Kadin 'Sentil' Kebijakan Hemat Energi Ala SBY

Ramdhania El Hida - detikFinance
Kamis, 31 Mei 2012 13:40 WIB
Kadin Sentil Kebijakan Hemat Energi Ala SBY
Jakarta - Ketua Kamar Dagang dan Industri (Kadin) Suryo Bambang Sulisto menilai kebijakan penghematan ala Presiden SBY tidak akan memberikan dampak yang signifikan selagi harga BBM tersebut terlalu murah. Pasalnya BBM bersubsidi masih disubsidi pemerintah.

"Itu baik, tetapi mungkin kita belum menyentuh akar permasalahannya. Akar permasalahan kita harga BBM yang terlalu murah. Itu yang harus kita atasi," tegasnya saat ditemui usai pengukuhan pengurus Kadin Indonesia Komite Brunei di Hotel Pullman, Jakarta, Kamis (31/5/2012).

Menurut Suryo, akar permasalahan yaitu besarnya subsidi untuk menekan harga BBM bersubsidi tetap di level Rp 4.500 per liter ini harus segera diatasi.
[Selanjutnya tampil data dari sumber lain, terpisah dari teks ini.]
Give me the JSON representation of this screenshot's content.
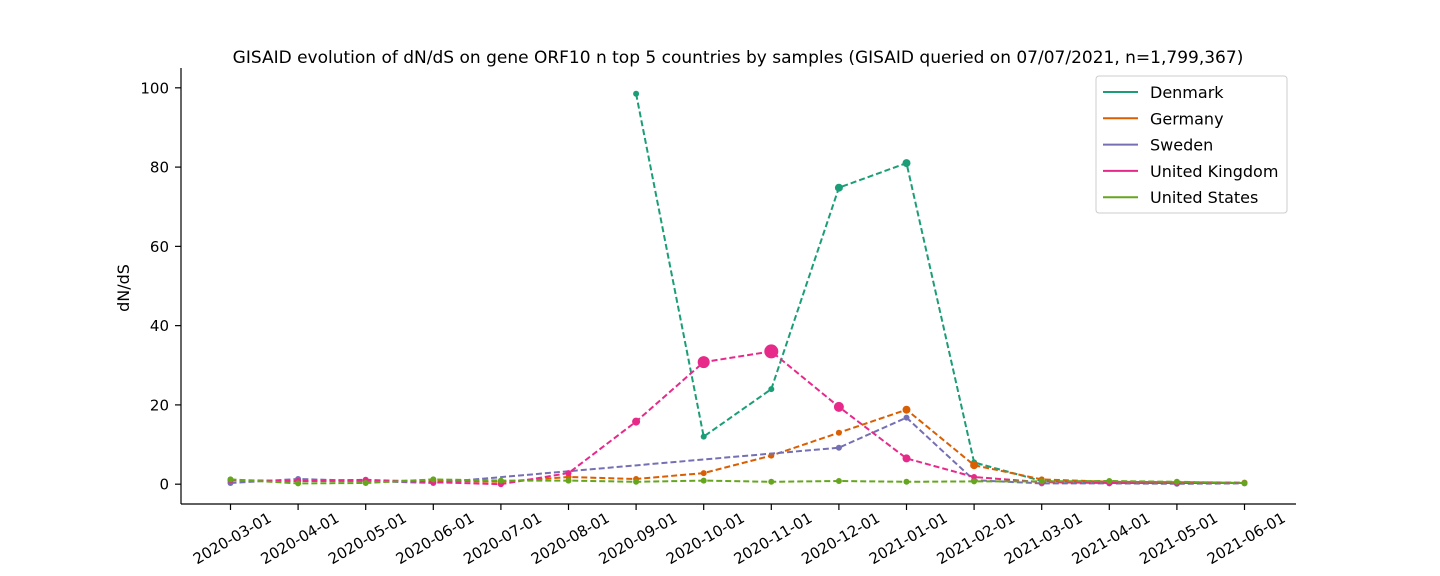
{
  "chart_data": {
    "type": "line",
    "title": "GISAID evolution of dN/dS on gene ORF10 n top 5 countries by samples (GISAID queried on 07/07/2021, n=1,799,367)",
    "xlabel": "",
    "ylabel": "dN/dS",
    "ylim": [
      -5,
      105
    ],
    "yticks": [
      0,
      20,
      40,
      60,
      80,
      100
    ],
    "categories": [
      "2020-03-01",
      "2020-04-01",
      "2020-05-01",
      "2020-06-01",
      "2020-07-01",
      "2020-08-01",
      "2020-09-01",
      "2020-10-01",
      "2020-11-01",
      "2020-12-01",
      "2021-01-01",
      "2021-02-01",
      "2021-03-01",
      "2021-04-01",
      "2021-05-01",
      "2021-06-01"
    ],
    "legend_position": "top-right",
    "grid": false,
    "series": [
      {
        "name": "Denmark",
        "color": "#1b9e77",
        "values": [
          null,
          null,
          null,
          null,
          null,
          null,
          98.5,
          12.0,
          24.0,
          74.8,
          81.0,
          5.5,
          0.8,
          0.5,
          0.4,
          0.3
        ],
        "point_sizes": [
          0,
          0,
          0,
          0,
          0,
          0,
          3,
          3,
          3,
          4,
          4,
          3,
          3,
          3,
          3,
          3
        ]
      },
      {
        "name": "Germany",
        "color": "#d95f02",
        "values": [
          1.0,
          0.8,
          0.8,
          0.9,
          0.6,
          1.8,
          1.3,
          2.8,
          7.2,
          13.0,
          18.8,
          4.8,
          1.2,
          0.6,
          0.5,
          0.4
        ],
        "point_sizes": [
          3,
          3,
          3,
          3,
          3,
          3,
          3,
          3,
          3,
          3,
          4,
          4,
          3,
          3,
          3,
          3
        ]
      },
      {
        "name": "Sweden",
        "color": "#7570b3",
        "values": [
          0.3,
          1.3,
          0.8,
          0.3,
          null,
          null,
          null,
          null,
          null,
          9.2,
          16.8,
          1.0,
          0.2,
          0.2,
          0.1,
          0.2
        ],
        "point_sizes": [
          3,
          3,
          3,
          3,
          0,
          0,
          0,
          0,
          0,
          3,
          3,
          3,
          3,
          3,
          3,
          3
        ]
      },
      {
        "name": "United Kingdom",
        "color": "#e7298a",
        "values": [
          1.0,
          0.8,
          1.1,
          0.5,
          0.0,
          2.8,
          15.8,
          30.8,
          33.5,
          19.5,
          6.5,
          1.8,
          0.5,
          0.3,
          0.3,
          0.3
        ],
        "point_sizes": [
          3,
          3,
          3,
          3,
          3,
          3,
          4,
          6,
          7,
          5,
          4,
          3,
          3,
          3,
          3,
          3
        ]
      },
      {
        "name": "United States",
        "color": "#66a61e",
        "values": [
          1.2,
          0.2,
          0.3,
          1.2,
          0.9,
          0.9,
          0.6,
          0.9,
          0.6,
          0.8,
          0.6,
          0.7,
          0.7,
          0.8,
          0.6,
          0.3
        ],
        "point_sizes": [
          3,
          3,
          3,
          3,
          3,
          3,
          3,
          3,
          3,
          3,
          3,
          3,
          3,
          3,
          3,
          3
        ]
      }
    ]
  }
}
Dengan demikian, anggaran negara tidak terkuras untuk subsidi BBM ini.

SCROLL TO CONTINUE WITH CONTENT

"Itu upaya baik yang harus kita dukung. Tapi akar permasalahannya harus kita tangani. Kita tidak bisa membiarkan. Walau dikatakan harga BBM sudah tidak naik, tapi tetap itu subsidi, subsidi itu yg harus dikurangi," ujarnya.

Dengan demikian, lanjut Suryo, ada anggaran negara yang tersimpan untuk membiayai program negara lain yang lebih penting.

"Ada penghematan kelebihan untuk misalnya bangun transportasi publik, pemberdayaan UKM, kemiskinan, pendidikan, kesehatan, tapi kalau terus digerogoti untuk BBM maka tidak akan jalan," ujarnya.

Sedangkan, jika harga BBM di tanah air masih terus ditahan murah oleh pemerintah, Suryo menilai ada kecenderungan masyarakat untuk boros.

"Karena dengan harga BBM yang murah, kecenderungannya orang akan menjadi boros. Kalau semua dengan murah kita jadi boros, ini gak sehat. Maka upaya penghematan bagus, tapi persoalannya akarnya harga BBM murah," pungkasnya.